Thanks for the help!
 
How are you measuring the current brix? Hydrometer or refractometer? If you're using a refractometer, note the alcohol skews the reading. If hydrometer, what is the reading?
 
Hydrometer - 1.006. Despite only being about 10 gravity pts off target, it is overly sweet. When I first tasted it I would have guessed the gravity were much higher. I also appreciate that it seems like a lot of effort to knock of 10 gravity points but for me it is the difference between enjoying it and tolerating it.
 
I'm sensitive to sugar and consider 1.006 to be fairly sweeet.

You may be able to simplify the restart process. I use an overnight starter (detailed here), and I can typically smell fermentation in about 6 hours, and have visible fermentation by the following morning.

Your wine is at 75 F, which is good (I ferment between 62 and 70, depending on the current temperature in my cellar), and you're using a Champagne yeast, which has high alcohol tolerance. I don't know if the Red Star version is as robust as Lalvin EC-1118, but I expect it's probably close.

I'd create the starter (as the post indicates, water at ~95 F) and put it next to the must. The starter will cool down to the temperature of the must, so there will be no temperature shock.

Twenty-four hours later, put the wine back into a primary fermenter, swirl the starter to mix, and carefully pour the starter down the inside of the fermenter so it spreads as little as feasible. Put a towel over it and leave it for 24 hours before stirring.

Currently I have four 144 lb batches in progress. I inoculated at 4PM yesterday and could smell fermentation by 8PM. I punched down at noon today (20 hours later), and all containers are fermenting -- 3 of the 4 have high-n-tight caps, the 4th is a bit behind the others. I'm using Avante in two and RC-212 in the other two.

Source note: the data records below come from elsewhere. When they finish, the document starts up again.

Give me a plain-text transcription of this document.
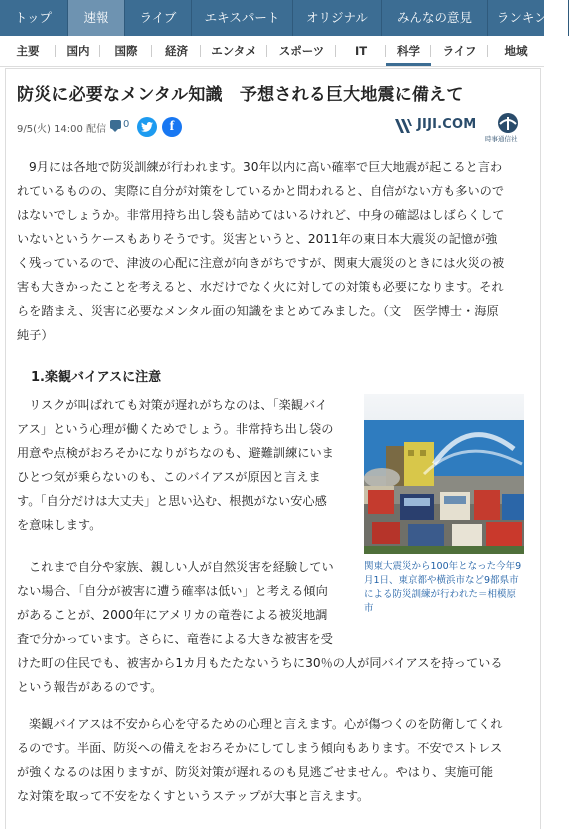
トップ	速報	ライブ	エキスパート	オリジナル	みんなの意見	ランキング
主要	国内	国際	経済	エンタメ	スポーツ	IT	科学	ライフ	地域
防災に必要なメンタル知識　予想される巨大地震に備えて
9/5(火) 14:00 配信 0	f	JIJI.COM
時事通信社
9月には各地で防災訓練が行われます。30年以内に高い確率で巨大地震が起こると言わ
れているものの、実際に自分が対策をしているかと問われると、自信がない方も多いので
はないでしょうか。非常用持ち出し袋も詰めてはいるけれど、中身の確認はしばらくして
いないというケースもありそうです。災害というと、2011年の東日本大震災の記憶が強
く残っているので、津波の心配に注意が向きがちですが、関東大震災のときには火災の被
害も大きかったことを考えると、水だけでなく火に対しての対策も必要になります。それ
らを踏まえ、災害に必要なメンタル面の知識をまとめてみました。（文　医学博士・海原
純子）
1.楽観バイアスに注意
リスクが叫ばれても対策が遅れがちなのは、「楽観バイ
アス」という心理が働くためでしょう。非常持ち出し袋の
用意や点検がおろそかになりがちなのも、避難訓練にいま
ひとつ気が乗らないのも、このバイアスが原因と言えま
す。「自分だけは大丈夫」と思い込む、根拠がない安心感
を意味します。
関東大震災から100年となった今年9
月1日、東京都や横浜市など9都県市
による防災訓練が行われた＝相模原
市
これまで自分や家族、親しい人が自然災害を経験してい
ない場合、「自分が被害に遭う確率は低い」と考える傾向
があることが、2000年にアメリカの竜巻による被災地調
査で分かっています。さらに、竜巻による大きな被害を受
けた町の住民でも、被害から1カ月もたたないうちに30％の人が同バイアスを持っている
という報告があるのです。
楽観バイアスは不安から心を守るための心理と言えます。心が傷つくのを防衛してくれ
るのです。半面、防災への備えをおろそかにしてしまう傾向もあります。不安でストレス
が強くなるのは困りますが、防災対策が遅れるのも見逃ごせません。やはり、実施可能
な対策を取って不安をなくすというステップが大事と言えます。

Given the quick start I get with the starter as described, I question the real value of making a more complicated starter. Warm water, nutrient, sugar, and yeast get the yeast reproducing quickly, producing a large colony, and keeping the starter in a tighter area helps the yeast acclimate to the must. YMMV.
 
I appreciate the helpful advice. Perhaps a standard yeast starter will be sufficiently vigorous to reactivate the fermentation process.
I am curious about the possible efficacy of gradual introduction of the stuck wine to the starter, the premise being that a slightly diluted wine at first helps the yeast to acclimate easier to the high alcohol environment. Maybe the daily additions is overkill, but what about an initial addition of say a quart of stuck wine and then a day later (assuming fermentation remains visibly vigorous) add the remaining 4.5 gallons of stuck wine.
 
normally it is suggested to add one cup of stuck wine to the starter. once fermenting then add two cups, once fermenting add 4 cups, continue in this matter doubling the volume of stuck wine added to the fermenting wine each time fermentation restarts
 
Thanks - gradual addition was my original thinking. Glad to hear that others have found it effective.
 
@salcoco's advice is good advice. With a 1 cup starter, you're diluting the wine by half and letting it rock. Once you have evidence of fermentation you're increasing the concentration of the wine, but the yeast colony is that much larger. This is proven to work.

I suggest getting the starter going first -- the more ideal (for the yeast) environment of warmer, nutrient, and sugar without alcohol and acid will produce a larger initial colony. Let that perk for 24 hours, then proceed.